At the time, Thomson was a recent university graduate who had just got her first job as a court and crime reporter at a newspaper in Kitimat. It was a twice-weekly publication, and with high hopes of success, moved to publishing five times a week. It failed, and Thomson lost her job.

But it wasn’t a total loss.

“I got a job in the public library. And I loved it,” she said. “I had no formal training, but I learned on the job.”

In Kitimat, Thomson became engrossed in children’s programming, doing book clubs and story times with young readers. It ultimately influenced her decision to go back to school at UBC to be a librarian.

From there, her career was a work of serendipity.

In 1991, while Thomson was going to school, a children’s librarian position opened up in Abbotsford’s Clearbrook Library.
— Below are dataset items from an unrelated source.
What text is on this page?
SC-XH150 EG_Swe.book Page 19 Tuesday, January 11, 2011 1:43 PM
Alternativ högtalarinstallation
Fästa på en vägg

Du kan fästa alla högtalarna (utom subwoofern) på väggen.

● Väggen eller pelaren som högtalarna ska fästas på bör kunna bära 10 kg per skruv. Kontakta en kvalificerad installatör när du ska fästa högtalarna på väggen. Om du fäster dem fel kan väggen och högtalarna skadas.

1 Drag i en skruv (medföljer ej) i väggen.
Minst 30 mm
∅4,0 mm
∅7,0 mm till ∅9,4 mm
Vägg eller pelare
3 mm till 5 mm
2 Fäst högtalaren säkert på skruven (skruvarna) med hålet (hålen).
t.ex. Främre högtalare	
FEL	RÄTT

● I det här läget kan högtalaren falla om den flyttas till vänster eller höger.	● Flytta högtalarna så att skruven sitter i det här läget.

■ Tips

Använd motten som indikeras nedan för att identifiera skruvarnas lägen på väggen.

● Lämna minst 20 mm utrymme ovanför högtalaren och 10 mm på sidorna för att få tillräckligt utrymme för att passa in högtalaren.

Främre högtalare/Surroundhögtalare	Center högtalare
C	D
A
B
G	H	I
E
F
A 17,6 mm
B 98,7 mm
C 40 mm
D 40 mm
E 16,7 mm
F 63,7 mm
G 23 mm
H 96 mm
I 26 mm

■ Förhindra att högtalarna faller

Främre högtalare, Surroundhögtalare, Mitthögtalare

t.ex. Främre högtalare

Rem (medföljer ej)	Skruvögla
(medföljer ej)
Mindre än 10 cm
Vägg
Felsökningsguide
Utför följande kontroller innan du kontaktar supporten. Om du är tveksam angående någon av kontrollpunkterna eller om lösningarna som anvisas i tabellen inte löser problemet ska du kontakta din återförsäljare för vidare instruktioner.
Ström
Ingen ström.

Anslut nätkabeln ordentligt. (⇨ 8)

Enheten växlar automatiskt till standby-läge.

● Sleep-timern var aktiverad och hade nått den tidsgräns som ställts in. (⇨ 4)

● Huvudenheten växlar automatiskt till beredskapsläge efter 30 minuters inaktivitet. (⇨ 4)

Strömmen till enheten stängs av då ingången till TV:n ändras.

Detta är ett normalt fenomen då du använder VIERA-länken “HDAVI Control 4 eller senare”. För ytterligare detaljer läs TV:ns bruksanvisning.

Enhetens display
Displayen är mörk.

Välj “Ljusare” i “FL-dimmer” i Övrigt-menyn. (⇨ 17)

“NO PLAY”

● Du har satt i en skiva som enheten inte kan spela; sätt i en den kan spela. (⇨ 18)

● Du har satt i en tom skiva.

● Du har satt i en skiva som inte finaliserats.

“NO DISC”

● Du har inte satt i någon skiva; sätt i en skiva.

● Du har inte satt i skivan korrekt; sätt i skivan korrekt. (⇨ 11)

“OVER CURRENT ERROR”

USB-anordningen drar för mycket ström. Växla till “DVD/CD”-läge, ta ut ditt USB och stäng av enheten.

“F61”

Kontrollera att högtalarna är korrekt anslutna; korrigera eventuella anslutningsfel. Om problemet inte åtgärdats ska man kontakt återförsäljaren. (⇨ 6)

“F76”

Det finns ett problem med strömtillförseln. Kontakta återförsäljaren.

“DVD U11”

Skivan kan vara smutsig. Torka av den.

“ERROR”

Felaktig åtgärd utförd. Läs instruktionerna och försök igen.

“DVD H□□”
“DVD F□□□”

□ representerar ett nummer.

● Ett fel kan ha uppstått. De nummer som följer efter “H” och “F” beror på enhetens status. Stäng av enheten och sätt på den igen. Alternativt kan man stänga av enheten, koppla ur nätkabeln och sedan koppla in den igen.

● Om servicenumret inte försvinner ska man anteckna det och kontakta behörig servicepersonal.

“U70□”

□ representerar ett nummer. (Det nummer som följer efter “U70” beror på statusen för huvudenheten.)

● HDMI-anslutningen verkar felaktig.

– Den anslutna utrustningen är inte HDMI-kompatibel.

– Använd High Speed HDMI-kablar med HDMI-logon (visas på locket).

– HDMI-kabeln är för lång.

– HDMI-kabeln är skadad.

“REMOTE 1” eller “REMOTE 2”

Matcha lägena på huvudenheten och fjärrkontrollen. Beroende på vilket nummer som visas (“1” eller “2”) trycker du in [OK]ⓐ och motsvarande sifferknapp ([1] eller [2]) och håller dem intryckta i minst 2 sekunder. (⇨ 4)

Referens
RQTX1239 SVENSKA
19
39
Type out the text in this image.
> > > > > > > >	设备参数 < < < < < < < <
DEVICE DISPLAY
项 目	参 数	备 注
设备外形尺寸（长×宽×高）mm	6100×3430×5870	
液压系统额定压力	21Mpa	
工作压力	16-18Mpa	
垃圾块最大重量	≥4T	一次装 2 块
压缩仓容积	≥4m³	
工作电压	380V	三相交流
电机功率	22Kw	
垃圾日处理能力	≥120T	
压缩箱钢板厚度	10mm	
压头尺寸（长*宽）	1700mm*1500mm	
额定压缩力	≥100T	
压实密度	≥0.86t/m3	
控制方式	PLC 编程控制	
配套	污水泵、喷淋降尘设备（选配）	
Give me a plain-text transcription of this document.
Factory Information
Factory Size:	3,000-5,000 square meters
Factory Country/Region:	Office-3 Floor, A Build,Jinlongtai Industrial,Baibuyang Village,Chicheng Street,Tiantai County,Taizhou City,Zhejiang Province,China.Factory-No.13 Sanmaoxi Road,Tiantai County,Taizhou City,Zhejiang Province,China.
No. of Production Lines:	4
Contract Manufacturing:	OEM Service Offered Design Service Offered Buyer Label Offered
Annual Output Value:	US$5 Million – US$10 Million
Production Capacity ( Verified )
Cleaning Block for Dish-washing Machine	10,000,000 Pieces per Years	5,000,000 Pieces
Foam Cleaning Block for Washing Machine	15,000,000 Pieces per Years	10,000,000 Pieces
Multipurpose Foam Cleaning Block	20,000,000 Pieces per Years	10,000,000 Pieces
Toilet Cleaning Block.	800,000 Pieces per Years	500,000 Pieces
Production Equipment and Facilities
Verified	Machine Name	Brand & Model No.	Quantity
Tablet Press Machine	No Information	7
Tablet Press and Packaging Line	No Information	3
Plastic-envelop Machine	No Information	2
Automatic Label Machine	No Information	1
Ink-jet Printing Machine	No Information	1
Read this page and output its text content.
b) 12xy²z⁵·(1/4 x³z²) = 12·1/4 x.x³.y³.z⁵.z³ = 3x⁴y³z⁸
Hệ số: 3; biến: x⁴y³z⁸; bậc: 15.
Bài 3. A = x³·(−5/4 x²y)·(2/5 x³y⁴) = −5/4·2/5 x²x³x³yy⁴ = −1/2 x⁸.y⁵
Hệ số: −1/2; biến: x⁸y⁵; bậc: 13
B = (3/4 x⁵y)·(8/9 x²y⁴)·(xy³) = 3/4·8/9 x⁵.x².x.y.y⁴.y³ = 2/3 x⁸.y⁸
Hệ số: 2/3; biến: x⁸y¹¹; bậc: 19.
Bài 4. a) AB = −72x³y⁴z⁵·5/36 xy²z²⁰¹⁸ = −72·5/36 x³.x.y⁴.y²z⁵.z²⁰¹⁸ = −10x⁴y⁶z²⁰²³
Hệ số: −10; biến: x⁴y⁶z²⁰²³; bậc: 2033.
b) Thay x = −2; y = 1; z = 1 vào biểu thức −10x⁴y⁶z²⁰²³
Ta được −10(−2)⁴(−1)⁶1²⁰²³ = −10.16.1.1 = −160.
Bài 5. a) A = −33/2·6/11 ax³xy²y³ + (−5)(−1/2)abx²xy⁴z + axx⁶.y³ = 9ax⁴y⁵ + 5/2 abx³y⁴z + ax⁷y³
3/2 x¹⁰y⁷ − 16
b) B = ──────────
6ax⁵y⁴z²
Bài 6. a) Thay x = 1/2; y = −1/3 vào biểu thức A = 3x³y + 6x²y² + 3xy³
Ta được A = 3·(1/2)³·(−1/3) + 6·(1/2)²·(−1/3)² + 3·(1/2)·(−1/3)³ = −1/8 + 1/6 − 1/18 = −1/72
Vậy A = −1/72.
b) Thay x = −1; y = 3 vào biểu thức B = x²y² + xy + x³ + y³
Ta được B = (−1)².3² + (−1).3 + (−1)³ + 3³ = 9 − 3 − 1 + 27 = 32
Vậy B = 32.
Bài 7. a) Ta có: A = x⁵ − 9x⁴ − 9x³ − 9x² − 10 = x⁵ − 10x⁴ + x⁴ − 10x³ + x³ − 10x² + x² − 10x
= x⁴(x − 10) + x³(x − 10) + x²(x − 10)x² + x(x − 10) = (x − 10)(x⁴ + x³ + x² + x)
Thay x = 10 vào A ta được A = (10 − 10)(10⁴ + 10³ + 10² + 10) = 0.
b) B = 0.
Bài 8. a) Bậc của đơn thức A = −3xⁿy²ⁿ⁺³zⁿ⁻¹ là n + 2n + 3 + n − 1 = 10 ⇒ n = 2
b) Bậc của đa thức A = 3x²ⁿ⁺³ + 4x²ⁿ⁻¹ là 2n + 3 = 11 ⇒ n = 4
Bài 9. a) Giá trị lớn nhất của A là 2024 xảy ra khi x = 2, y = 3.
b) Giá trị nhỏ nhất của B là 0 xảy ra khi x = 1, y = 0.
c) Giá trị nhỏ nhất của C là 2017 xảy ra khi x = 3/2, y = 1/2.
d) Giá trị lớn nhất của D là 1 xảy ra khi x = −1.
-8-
She applied.

“The whole time I was thinking, oh they were just being nice. We’ll interview her as a courtesy,” Thomson said. “I had no idea where Clearbrook was, I drove all the way out there and had this laid-back interview — because again, I thought they were just being nice, I don’t have a chance at getting this job.

“And I got the job. They held it for me until May, until I was done.”

It was a long commute from her home in Kitsilano to the library in Abbotsford, but within three years she was able to get as far west as North Delta.

There she stayed, continuing to specialize as a children’s librarian.

“I love seeing that. The influence,” she said about how libraries impact kids. “My dad took me to the public library — I always tell the kids that. That was our time together. And my mum read to me, all the classics. I can remember my mum reading me Little Women and Heidi. Long before I could read those books myself she was sitting on my bed reading them to me.”

“It becomes a habit,” she continued, expanding on why she encourages parents to read to their young kids. “They’re used to sitting with you and looking at these pictures in the book, and eventually they start to understand those words, and they start to speak those words.

“It’s an amazing process, the whole language acquisition.”

Thomson isn’t a children’s librarian anymore — although that wasn’t necessarily her choice. In the early 2000s, the Fraser Valley Regional Library decided to do away with specialist librarians, turning Thomson’s position into an information services supervisor, “which is quite a mouthful,” she said. A few years later, she was made community librarian.

“People say, ‘How could you be at the same place for so long? Didn’t you want a change?’ Well, I didn’t need a change because I kept getting changes forced on me.” She laughed. “That was change and challenge enough.”

It wasn’t only Thomson’s job title; libraries changed too.

Circulation is down across North American libraries. But, she added, “we’re busier than ever in terms of people in the building.”

“After three o’clock, there’s hardly an empty seat,” she said. “We’ve got temporary tables out of our meeting room that we set up just to make space for people that are here studying, reading, reading the newspapers.”

This communal space is a change from the “stuffy, absolutely silent buildings” of yore, Thomson said.

“We still get older people complaining about too much noise. But we don’t enforce that,” she continued. “We’re not the shushing librarians of the 50s and the 60s.”

And now, she said, there are many young librarians coming into the system.

“That’s great; they have new ideas, more energy,” Thomson said. “Yeah, it’s time to step aside and let others lead the library on to the next phase.”

Thomson’s last day as a librarian at the George Mackie Library is on March 9 (although she’s technically on vacation until end of April). Her replacement will start in May, and usher in a new era at the North Delta library.

“I’m ready,” she said about retirement. “People say you know when you’re ready, and I know.

“I don’t want to be one of those people that dreads going to work.”